L'orientation astronomique des pyramides d'Egypte


L'hypothèse d'une orientation "bissectorielle" (1/2)

Qu'en est-il de l'hypothèse bissectorielle formulée, quelques décennies plus tard, par deux égyptologues de renom, Somers Clarke et R. Engelbach (16) ? Fournit-elle des résultats davantage conformes à la réalité mesurée ?

Cette hypothèse repose sur un principe simple : les positions de lever et de coucher d'une même étoile à l'horizon sont, par définition, symétriques l'une de l'autre. Aussi la visée de ces points remarquables permet-elle la définition d'un secteur angulaire, dont la bissectrice n'est autre que l'axe nord-sud. Afin de s'affranchir des irrégularités des contours de l'horizon terrestre, sources d'erreurs potentielles, le célèbre égyptologue britannique I.E.S Edwards suggéra la construction d'un "mur circulaire de faible diamètre sur la base d'édification de chaque future pyramide royale. La hauteur de ce mur aurait été calculée de manière à restreindre le champ de vision de toute personne se trouvant à l'intérieur de ce cercle à la voûte céleste, sans pour autant excéder une hauteur d'homme.

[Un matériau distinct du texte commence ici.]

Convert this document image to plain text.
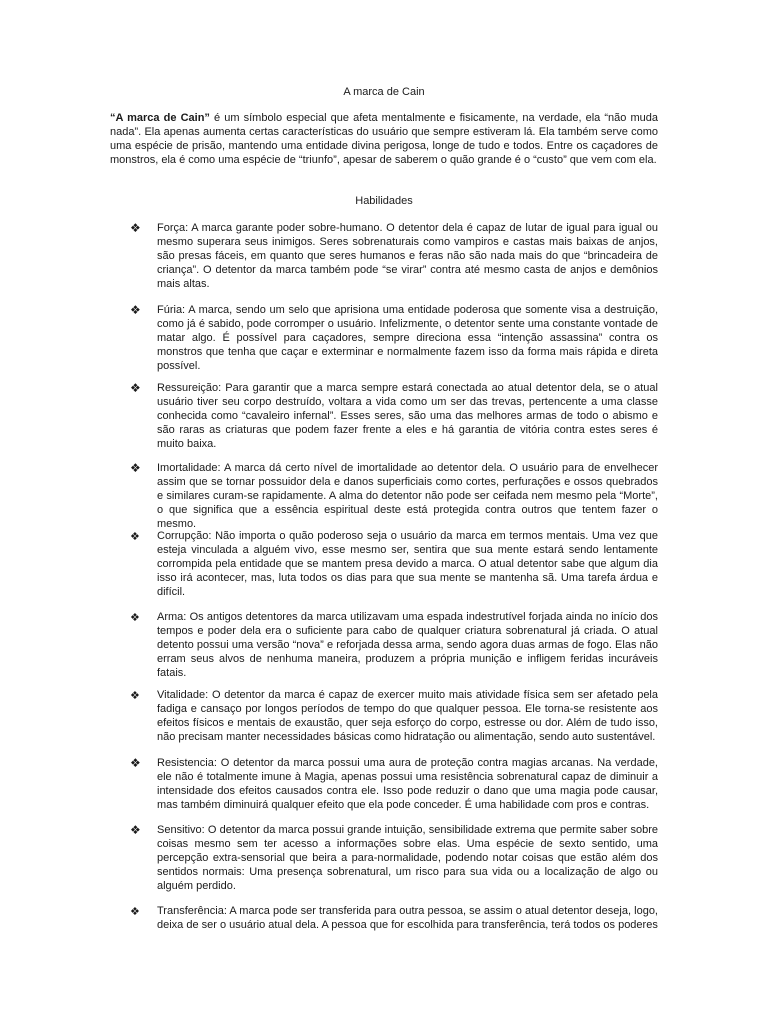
A marca de Cain
“A marca de Cain” é um símbolo especial que afeta mentalmente e fisicamente, na verdade, ela “não muda nada”. Ela apenas aumenta certas características do usuário que sempre estiveram lá. Ela também serve como uma espécie de prisão, mantendo uma entidade divina perigosa, longe de tudo e todos. Entre os caçadores de monstros, ela é como uma espécie de “triunfo”, apesar de saberem o quão grande é o “custo” que vem com ela.
Habilidades
❖	Força: A marca garante poder sobre-humano. O detentor dela é capaz de lutar de igual para igual ou mesmo superara seus inimigos. Seres sobrenaturais como vampiros e castas mais baixas de anjos, são presas fáceis, em quanto que seres humanos e feras não são nada mais do que “brincadeira de criança”. O detentor da marca também pode “se virar” contra até mesmo casta de anjos e demônios mais altas.
❖	Fúria: A marca, sendo um selo que aprisiona uma entidade poderosa que somente visa a destruição, como já é sabido, pode corromper o usuário. Infelizmente, o detentor sente uma constante vontade de matar algo. É possível para caçadores, sempre direciona essa “intenção assassina” contra os monstros que tenha que caçar e exterminar e normalmente fazem isso da forma mais rápida e direta possível.
❖	Ressureição: Para garantir que a marca sempre estará conectada ao atual detentor dela, se o atual usuário tiver seu corpo destruído, voltara a vida como um ser das trevas, pertencente a uma classe conhecida como “cavaleiro infernal”. Esses seres, são uma das melhores armas de todo o abismo e são raras as criaturas que podem fazer frente a eles e há garantia de vitória contra estes seres é muito baixa.
❖	Imortalidade: A marca dá certo nível de imortalidade ao detentor dela. O usuário para de envelhecer assim que se tornar possuidor dela e danos superficiais como cortes, perfurações e ossos quebrados e similares curam-se rapidamente. A alma do detentor não pode ser ceifada nem mesmo pela “Morte”, o que significa que a essência espiritual deste está protegida contra outros que tentem fazer o mesmo.
❖	Corrupção: Não importa o quão poderoso seja o usuário da marca em termos mentais. Uma vez que esteja vinculada a alguém vivo, esse mesmo ser, sentira que sua mente estará sendo lentamente corrompida pela entidade que se mantem presa devido a marca. O atual detentor sabe que algum dia isso irá acontecer, mas, luta todos os dias para que sua mente se mantenha sã. Uma tarefa árdua e difícil.
❖	Arma: Os antigos detentores da marca utilizavam uma espada indestrutível forjada ainda no início dos tempos e poder dela era o suficiente para cabo de qualquer criatura sobrenatural já criada. O atual detento possui uma versão “nova” e reforjada dessa arma, sendo agora duas armas de fogo. Elas não erram seus alvos de nenhuma maneira, produzem a própria munição e infligem feridas incuráveis fatais.
❖	Vitalidade: O detentor da marca é capaz de exercer muito mais atividade física sem ser afetado pela fadiga e cansaço por longos períodos de tempo do que qualquer pessoa. Ele torna-se resistente aos efeitos físicos e mentais de exaustão, quer seja esforço do corpo, estresse ou dor. Além de tudo isso, não precisam manter necessidades básicas como hidratação ou alimentação, sendo auto sustentável.
❖	Resistencia: O detentor da marca possui uma aura de proteção contra magias arcanas. Na verdade, ele não é totalmente imune à Magia, apenas possui uma resistência sobrenatural capaz de diminuir a intensidade dos efeitos causados contra ele. Isso pode reduzir o dano que uma magia pode causar, mas também diminuirá qualquer efeito que ela pode conceder. É uma habilidade com pros e contras.
❖	Sensitivo: O detentor da marca possui grande intuição, sensibilidade extrema que permite saber sobre coisas mesmo sem ter acesso a informações sobre elas. Uma espécie de sexto sentido, uma percepção extra-sensorial que beira a para-normalidade, podendo notar coisas que estão além dos sentidos normais: Uma presença sobrenatural, um risco para sua vida ou a localização de algo ou alguém perdido.
❖	Transferência: A marca pode ser transferida para outra pessoa, se assim o atual detentor deseja, logo, deixa de ser o usuário atual dela. A pessoa que for escolhida para transferência, terá todos os poderes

Sur la totalité de sa circonférence supérieure, le mur aurait dû être parfaitement plan : condition que l'adjonction d'eau sur la surface supérieure aurait naturellement remplie" (17).



La projection au sol des positions d'apparition (A) et de disparition (D) d'un même objet céleste à la surface d'un horizon artificiel définit un secteur angulaire aOd, dont la ligne bissectrice indique précisément la direction du Nord.

L'observation aurait alors été conduite par deux personnes se tenant à l'intérieur de ce cercle : l'une, munie d'un bay, cette branche de palmier dont l'extrémité supérieure était incisée en forme de V ; l'autre, d'un fil à plomb ou merkhet, littéralement "instrument de connaissance" (18). Le second aurait reçu les directives du premier. En direction de l'est, soit à l'endroit précis auquel l'étoile visée fait son apparition au-dessus du mur, aurait ainsi été disposé un premier merkhet ; en direction de l'ouest aurait été répétée, quelques heures plus tard, alors que l'étoile s'apprêtait à disparaître sous la surface de cet horizon artificiel, la même opération. Aurait ainsi été obtenu un secteur angulaire dont la bissectrice aurait précisément indiqué la direction de l'axe nord-sud - précision que les variations de coordonnées célestes dues à la précession des équinoxes n'auraient pas même modifiée.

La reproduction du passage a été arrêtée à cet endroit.